In [10]:
from IPython.display import Math

Testing the Recommender Systems on the MovieLens 100k Dataset

Due to the unsucesful results when testing the recommender systems on the FourCity TripAdvisor dataset, it was decided to test the recommender systems on a single-criterion dataset which was known in the literature so we could compare the results of our recommender against other proposals that use the same data.

Comparison with FourCity dataset

Before showing the results of the executions of the recommender systems, we are going a quick comparison of the two datasets

FourCity (TripAdvisor)

  • Number of reviews: 11327
  • Number of users: 888
  • Number of items: 1482
  • Sparsity: 0.9917166660587713 --> Take a look why this number is slightly different from 1 - (11327 / (888 * 1482))

MovieLens

  • Number of reviews: 100000
  • Number of users: 943
  • Number of items: 1682
  • Sparsity: 0.9369533063577546

Types of recommenders

DummyRecommender

This recommender just predicts the closest integer to the average of the ratings of all samples (that is, the union of the train and test data).

The performance of this recommender is

  • Mean absolute error: 0.89416
  • Root mean square error: 1.219839
  • Time: 0.14665103 seconds

AverageRecommender

This recommeder predicts the average of the ratings of the training data.

The average performance of this recommender is

  • Mean absolute error: 0.944726
  • Root mean square error: 1.125578
  • Time: 18 seconds

WeigthedSumRecommender

This recommender uses the following formula to calculate the ratings:


In [11]:
Math(r'R(u,i) = z \sum_{u` \in N(u)} sim(u,u`) \cdot R(u` ,i)')


Out[11]:
$$R(u,i) = z \sum_{u` \in N(u)} sim(u,u`) \cdot R(u` ,i)$$

In [12]:
Math(r'z = \frac{1}{\sum_{u` \in N(u)} sim(u,u`)}')


Out[12]:
$$z = \frac{1}{\sum_{u` \in N(u)} sim(u,u`)}$$

The average performance of this recommender is

  • Mean absolute error: 0.854038778
  • Root mean square error: 1.088897314
  • Top N: 0.694614548
  • Best MAE value: 0.797591782 (SingleSimilarity, chebyshev, 40 neighbours)
  • Best RMSE value: 1.003798434 (SingleSimilarity, chebyshev, 40 neighbours)
  • Best Top N value: 0.728656574 (SingleSimilariy, pearson, all neighbours)

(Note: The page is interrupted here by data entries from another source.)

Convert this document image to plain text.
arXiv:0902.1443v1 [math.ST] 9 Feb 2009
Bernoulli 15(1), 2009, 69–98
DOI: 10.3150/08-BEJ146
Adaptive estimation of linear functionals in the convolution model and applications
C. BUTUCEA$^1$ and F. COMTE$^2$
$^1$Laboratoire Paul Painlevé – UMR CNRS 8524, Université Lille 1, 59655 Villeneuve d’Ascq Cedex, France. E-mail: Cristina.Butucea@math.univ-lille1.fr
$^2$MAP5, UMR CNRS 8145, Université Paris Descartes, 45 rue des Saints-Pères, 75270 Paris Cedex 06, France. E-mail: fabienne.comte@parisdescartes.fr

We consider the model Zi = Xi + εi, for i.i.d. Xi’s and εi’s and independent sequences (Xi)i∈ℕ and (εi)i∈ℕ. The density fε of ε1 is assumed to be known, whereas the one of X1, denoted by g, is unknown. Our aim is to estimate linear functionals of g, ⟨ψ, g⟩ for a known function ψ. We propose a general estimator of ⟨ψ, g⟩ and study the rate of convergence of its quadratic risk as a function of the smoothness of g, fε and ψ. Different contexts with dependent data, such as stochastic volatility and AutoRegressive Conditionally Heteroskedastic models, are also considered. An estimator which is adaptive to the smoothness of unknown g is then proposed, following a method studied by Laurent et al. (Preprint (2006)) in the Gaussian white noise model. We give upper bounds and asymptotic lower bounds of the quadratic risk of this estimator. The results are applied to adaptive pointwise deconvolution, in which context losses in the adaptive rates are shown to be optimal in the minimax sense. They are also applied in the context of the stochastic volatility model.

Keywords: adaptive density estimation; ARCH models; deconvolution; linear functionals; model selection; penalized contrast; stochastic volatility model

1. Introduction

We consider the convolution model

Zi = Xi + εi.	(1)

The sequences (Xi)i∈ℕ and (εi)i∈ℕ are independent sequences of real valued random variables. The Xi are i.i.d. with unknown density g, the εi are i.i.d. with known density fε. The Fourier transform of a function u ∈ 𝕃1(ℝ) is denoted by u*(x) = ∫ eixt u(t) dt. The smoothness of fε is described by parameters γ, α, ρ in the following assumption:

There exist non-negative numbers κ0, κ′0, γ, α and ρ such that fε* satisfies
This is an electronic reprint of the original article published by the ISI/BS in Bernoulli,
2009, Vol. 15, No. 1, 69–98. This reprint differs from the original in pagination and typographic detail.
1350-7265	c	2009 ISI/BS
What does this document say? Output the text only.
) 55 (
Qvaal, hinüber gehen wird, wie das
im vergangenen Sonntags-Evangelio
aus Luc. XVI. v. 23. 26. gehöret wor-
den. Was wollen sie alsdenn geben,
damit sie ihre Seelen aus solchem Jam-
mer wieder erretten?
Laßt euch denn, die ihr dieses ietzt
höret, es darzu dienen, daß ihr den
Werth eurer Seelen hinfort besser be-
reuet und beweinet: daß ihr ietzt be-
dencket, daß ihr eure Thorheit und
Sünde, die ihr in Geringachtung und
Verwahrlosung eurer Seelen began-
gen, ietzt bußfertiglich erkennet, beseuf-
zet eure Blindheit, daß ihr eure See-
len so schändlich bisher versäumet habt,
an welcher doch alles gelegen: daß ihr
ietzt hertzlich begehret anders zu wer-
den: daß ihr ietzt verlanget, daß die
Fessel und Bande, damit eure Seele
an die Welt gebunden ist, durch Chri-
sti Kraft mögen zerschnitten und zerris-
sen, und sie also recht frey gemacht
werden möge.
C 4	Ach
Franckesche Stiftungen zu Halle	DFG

AdjustedWeigthedSumRecommender

This recommender uses the following formula to calculate the ratings:


In [13]:
Math(r'R(u,i) = \overline{R(u)} +  z \sum_{u` \in N(u)} sim(u,u`) \cdot (R(u` ,i) - \overline{R(u`))}')


Out[13]:
$$R(u,i) = \overline{R(u)} + z \sum_{u` \in N(u)} sim(u,u`) \cdot (R(u` ,i) - \overline{R(u`))}$$

The average performance of this recommender is

  • Mean absolute error: 0.823195759
  • Root mean square error: 1.041963991
  • Top N: 0.686021491
  • Best MAE value: 0.746653177 (SingleSimilarity, pearson, all neighbours)
  • Best RMSE value: 0.951336098 (SingleSimilarity, pearson, all neighbours)
  • Best Top N value: 0.725733055 (SingleSimilarity, pearson, all neighbours)

Summary

  • The best MAE is 0.746653177 by the AdjustedWeigthedSumRecommender (SingleSimilarity, pearson, all neighbours).
  • The best RMSE is 0.951336098 by the AdjustedWeigthedSumRecommender (SingleSimilarity, pearson, all neighbours).
  • The best Top N is 0.728656574 by the WeigthedSumRecommender (SingleSimilariy, pearson, all neighbours).
  • The best MAE average is 0.823195759 by the AdjustedWeigthedSumRecommender.
  • The best RMSE average is 1.041963991 by the AdjustedWeigthedSumRecommender.
  • The best Top N average is 0.686021491 by the AdjustedWeigthedSumRecommender.
  • The higher the number of neighbours, the better the results for all evaluation metrics.
  • Both the AdjustedWeigthedSumRecommender and the WeigthedSumRecommender manage to beat the DummyRecommender and the AverageRecommender.